The iPhone remains the most important piece of its business. The handset accounted for about half of Apple’s $171 billion in revenue last year, and with sales of the iPad slowing down, the company needs to keep the iPhone a blockbuster in order to maintain growth.
Apple is betting the success of the iPhone will aid the other products introduced today. While the new handsets are widely anticipated to be huge hits, the watch, payments system and health software are no sure thing.
Companies such as Samsung have also introduced so-called smartwatches that have smartphone-like functions for checking messages and getting notifications. None have gained widespread traction and the products have seemed more like technology in search of a problem rather than solving a real need. Similarly, technology that turns a smartphone in a wallet also hasn’t become popular, even with efforts by Google Inc. and EBay Inc. Fitness-tracking devices like Fitbit also have remained a niche.
According to Parks Associates, 2.8 million so-called smartwatches were sold last year, along with another 13.6 million fitness tracking devices. By comparison, 1 billion smartphones were shipped last year, according to IDC.
“If you believe in having a screen on your wrist, then this is the way to do it, but the question is whether this is something people want,” Benedict Evans. a partner at venture capital firm Andreessen Horowitz. said in an interview about the Apple Watch.
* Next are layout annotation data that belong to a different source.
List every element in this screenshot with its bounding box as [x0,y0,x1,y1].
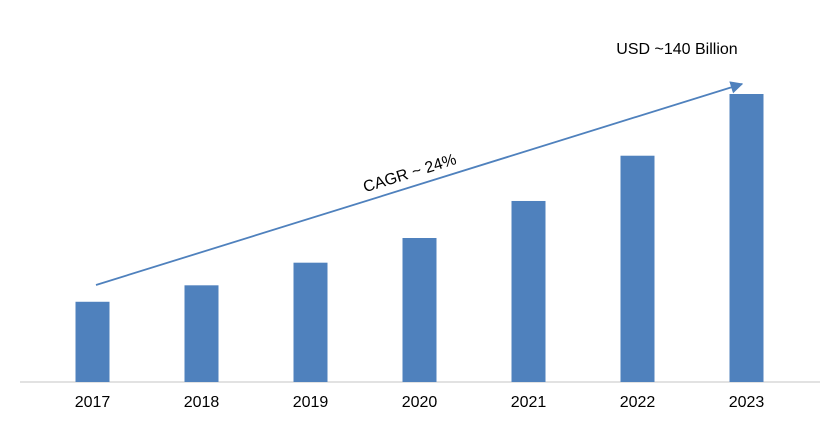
x-tick-label: 2023 [729,394,765,411]
x-tick-label: 2020 [402,394,438,411]
x-tick-label: 2022 [620,394,656,411]
bar [402,238,437,382]
x-tick-label: 2017 [75,394,111,411]
bar [75,301,110,382]
annotation: USD ~140 Billion [616,41,737,58]
bar [729,94,764,382]
bar [620,155,655,382]
x-tick-label: 2018 [184,394,220,411]
x-tick-label: 2019 [293,394,329,411]
bar [511,200,546,382]
trend-arrow [95,81,744,286]
bar [184,285,219,382]
annotation: CAGR ~ 24% [361,151,458,196]
x-tick-label: 2021 [511,394,547,411]
bar [293,262,328,382]
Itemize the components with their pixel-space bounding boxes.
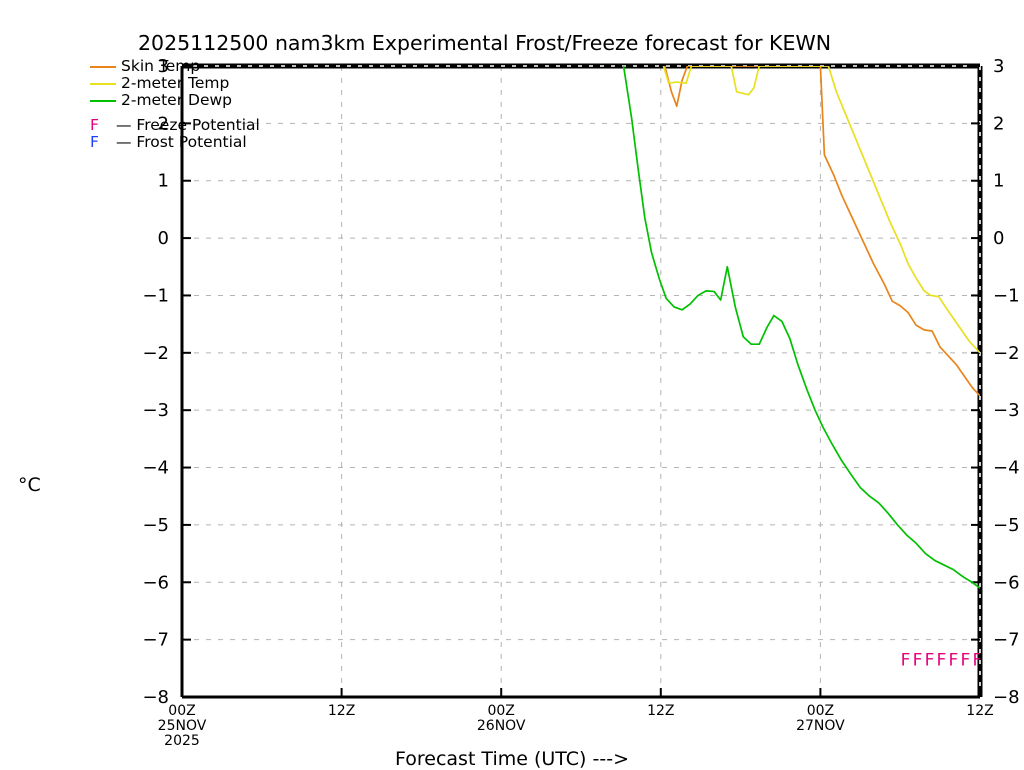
y-tick-label: 2 <box>993 113 1004 134</box>
x-tick-label-hour: 12Z <box>647 703 674 719</box>
legend-label-freeze-potential: — Freeze Potential <box>116 116 260 134</box>
legend-item-freeze-potential: F — Freeze Potential <box>90 117 260 134</box>
x-tick-label-date: 25NOV <box>158 718 207 734</box>
y-tick-label: 1 <box>993 171 1004 192</box>
series-air-temp <box>662 66 980 354</box>
y-axis-label: °C <box>18 474 41 496</box>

Bloomberg LP is an investor in Andreessen Horowitz.
In a nod to how important today’s product lineup is to Apple, the company held the event at the Flint Center for the Performing Arts near its headquarters in Cupertino. It was the same venue where it introduced the Macintosh 30 years ago and where Jobs revealed the iMac in 1998, spurring Apple’s trajectory from near bankruptcy to the world’s most valuable company.
The event was filled with the usual theater of Apple occasions, with celebrities and moguls in attendance. Media from around the world also packed the more than 2,000-capacity theater. News outlets from fashion and lifestyle publications sat alongside business and technology press.
The new products have been anticipated for months and company executives have stoked expectations in the past year. In May, Eddy Cue, head of iTunes, said products to be introduced later this year are the the best pipeline Apple has had in 25 years. In July, Chief Financial Officer Luca Maestri echoed that by saying he was “expecting a very busy fall.” Cook chimed in and said the company has an “incredible pipeline” that “we can’t wait to show you.”